Optimizing F-measure: A Tale of Two Approaches
This work addresses the problem of selecting optimal F-measure optimization methods for practitioners dealing with imbalanced data, but it is incremental as it compares existing approaches rather than introducing new ones.
The paper investigates two approaches for optimizing F-measures in imbalanced data tasks: empirical utility maximization (EUM) and decision-theoretic methods, finding that they are asymptotically equivalent with accurate models, but EUM is more robust to model misspecification while decision-theoretic is better for rare classes and domain adaptation.

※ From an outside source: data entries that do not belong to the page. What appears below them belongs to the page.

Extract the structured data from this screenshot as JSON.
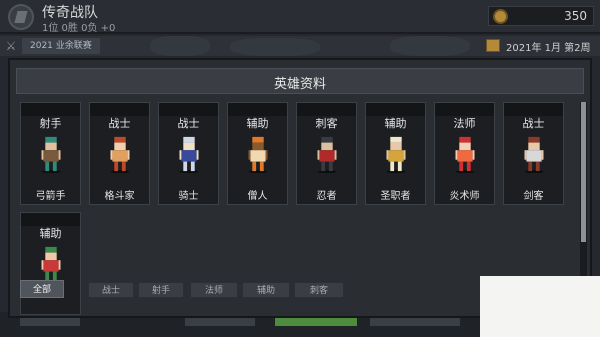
{
  "top": {
    "team_name": "传奇战队",
    "record": "1位 0胜 0负 +0",
    "gold": "350",
    "league": "2021 业余联赛",
    "date": "2021年 1月 第2周"
  },
  "dialog": {
    "title": "英雄资料",
    "heroes": [
      {
        "role": "射手",
        "name": "弓箭手",
        "sprite": "archer-sprite",
        "palette": [
          "#2f8c7a",
          "#7a5a3c",
          "#e1c0a0"
        ]
      },
      {
        "role": "战士",
        "name": "格斗家",
        "sprite": "fighter-sprite",
        "palette": [
          "#c04a28",
          "#e2a060",
          "#f0d0b0"
        ]
      },
      {
        "role": "战士",
        "name": "骑士",
        "sprite": "knight-sprite",
        "palette": [
          "#cfd8e8",
          "#3a4a9a",
          "#f0e0c8"
        ]
      },
      {
        "role": "辅助",
        "name": "僧人",
        "sprite": "monk-sprite",
        "palette": [
          "#e07a2a",
          "#f0d8b0",
          "#8a5a2a"
        ]
      },
      {
        "role": "刺客",
        "name": "忍者",
        "sprite": "ninja-sprite",
        "palette": [
          "#3a3a42",
          "#b02a2a",
          "#d8c0a0"
        ]
      },
      {
        "role": "辅助",
        "name": "圣职者",
        "sprite": "cleric-sprite",
        "palette": [
          "#f0e6c8",
          "#d4a53a",
          "#e8c8a8"
        ]
      },
      {
        "role": "法师",
        "name": "炎术师",
        "sprite": "pyromancer-sprite",
        "palette": [
          "#d03030",
          "#f06a40",
          "#f0d0b8"
        ]
      },
      {
        "role": "战士",
        "name": "剑客",
        "sprite": "swordsman-sprite",
        "palette": [
          "#8a3a2a",
          "#d8d8d8",
          "#e8c8a8"
        ]
      },
      {
        "role": "辅助",
        "name": "",
        "sprite": "dancer-sprite",
        "palette": [
          "#3a8a4a",
          "#c83a3a",
          "#f0c8a8"
        ]
      }
    ],
    "filters": [
      "全部",
      "战士",
      "射手",
      "法师",
      "辅助",
      "刺客"
    ],
    "active_filter": "全部"
  }
}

F-measures are popular performance metrics, particularly for tasks with imbalanced data sets. Algorithms for learning to maximize F-measures follow two approaches: the empirical utility maximization (EUM) approach learns a classifier having optimal performance on training data, while the decision-theoretic approach learns a probabilistic model and then predicts labels with maximum expected F-measure. In this paper, we investigate the theoretical justifications and connections for these two approaches, and we study the conditions under which one approach is preferable to the other using synthetic and real datasets. Given accurate models, our results suggest that the two approaches are asymptotically equivalent given large training and test sets. Nevertheless, empirically, the EUM approach appears to be more robust against model misspecification, and given a good model, the decision-theoretic approach appears to be better for handling rare classes and a common domain adaptation scenario.